La strada del rock è disseminata di
eroi belli e dannati, crollati ai margini dopo una vita di genialità e
dissolutezza. John Anthony Genzale, in arte Johnny Thunders (1952-1991), è uno
di loro e la sua vicenda di eccessi è emblematica. Johnny era il ragazzo introverso
e sensibile, il fragile dallo sguardo stralunato, il tossico, il cattivo
esempio, il malinconico divorato da un demone autodistruttivo, l'italo-americano con un adesivo della Madonna sulla chitarra. Johnny era l'abisso dove il mare è più profondo. E forse, anche per questo, è uno a cui non si
può non volere bene. Come ha scritto Ira Robbins di Trouser Press, Thunders era
un «punk di strada […], un uomo che viveva la musica come se
fosse l'unica cosa davvero importante, uno che per la musica si è sacrificato
in un fatale rituale di sangue». L'esordio fu con i New York Dolls,
gruppo all'avanguardia e dissacratore che ha sotterrato definitivamente
l'epoca d'oro del glam, forte di un'attitudine che anticipava il punk.
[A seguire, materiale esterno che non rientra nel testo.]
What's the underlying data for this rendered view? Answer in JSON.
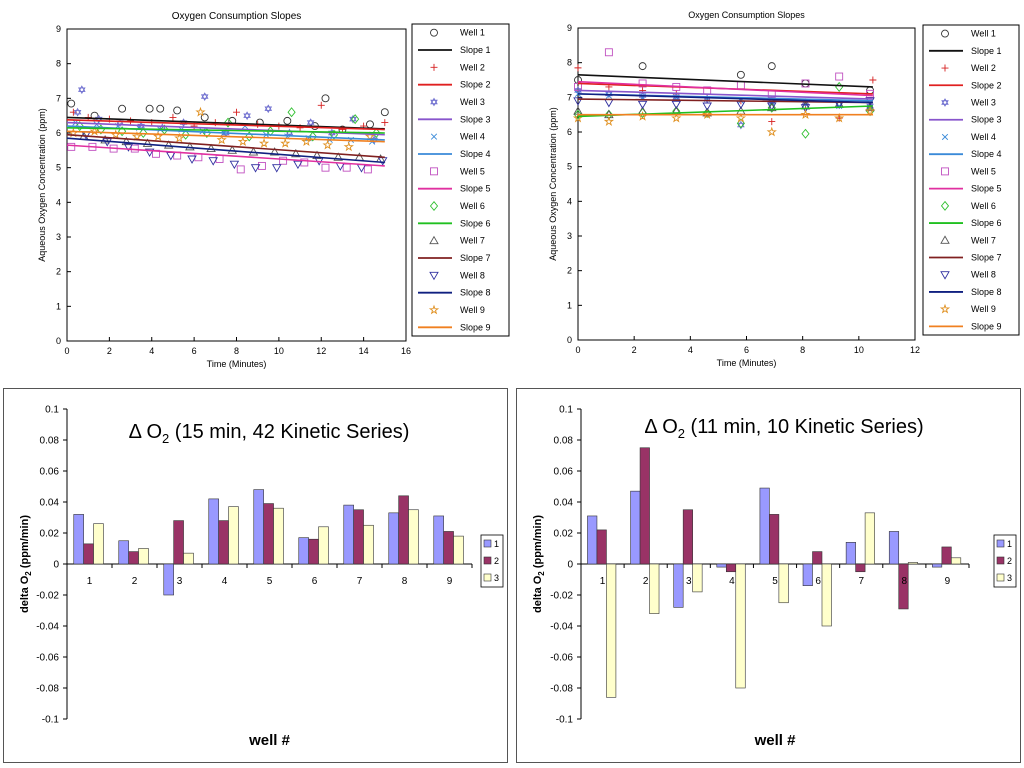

Oltre a Genzale, in quella band di squinternati militavano David Johansen,
Sylvain Sylvain, Jerry Nolan e Arthur Kane. Lasciate le bambole di New York
dopo due LP, il nostro fondò gli Heartbreakers con Walter Lure, suo amico di
eccessi. Tra i principali esponenti della scena punk americana, gli
Heartbreakers pubblicarono L.A.M.F., lavoro fulminante ed epocale nonostante la
bassa qualità della registrazione.
Chiusa anche questa esperienza, Thunders
iniziò nel 1978 la sua altalenante carriera solista, dando alle stampe So
alone. Il disco fu registrato in sole tre settimane e pubblicato in Inghilterra
il 6 ottobre del 1978: è un album vario, composto in egual misura da intense ballate, covers dei Dolls, rivisitazioni rockabilly e infuocate cavalcate punk. Lo
stesso artista ne raccontò la genesi in un'intervista rilasciata alla fanzine Trouser
Press: «avevo sempre avuto un repertorio di
canzoni lente, che gli altri Heartbreakers non volevano suonare; ho sempre
voluto farle, ma a Jerry non piaceva suonare pezzi lenti». La produzione fu affidata a Steve
Lillywhite, coadiuvato dallo stesso Thunders. Autorevole la platea di musicisti
e ospiti: oltre ai vecchi amici Rath e Lure, nel disco hanno suonato Paul Cook
e Steve Jones dei Sex Pistols, Phil Lynott dei Thin Lizzy, Steve Marriott e
Patti Palladin. Eloquente lo scatto di copertina, con Johnny in una stanza
anonima, stravaccato sopra una sedia, lo sguardo liquido di sfida, o forse
semplicemente perso nei suoi mondi alternativi.
Apre le danze la strumentale Pipeline
degli Chantays, annegata in un'orgia di riverberi grazie alle chitarre di
Thunders e Steve Jones. La successiva You can't put your arms round a memory è
il pezzo più celebre scritto da Johnny. Vale la pena acquistare il disco solo
per questa canzone, che non esito a definire tra le cento più belle di tutti i
tempi. È un canto di desolazione accompagnato da una chitarra che
lacera l'anima, una lancinante invettiva
contro il dolore della solitudine.
«Feel so restless, I am, beat my head against a pole, try to knock some sense, down in my bones. And even though they don't show, the scars aren't so old.»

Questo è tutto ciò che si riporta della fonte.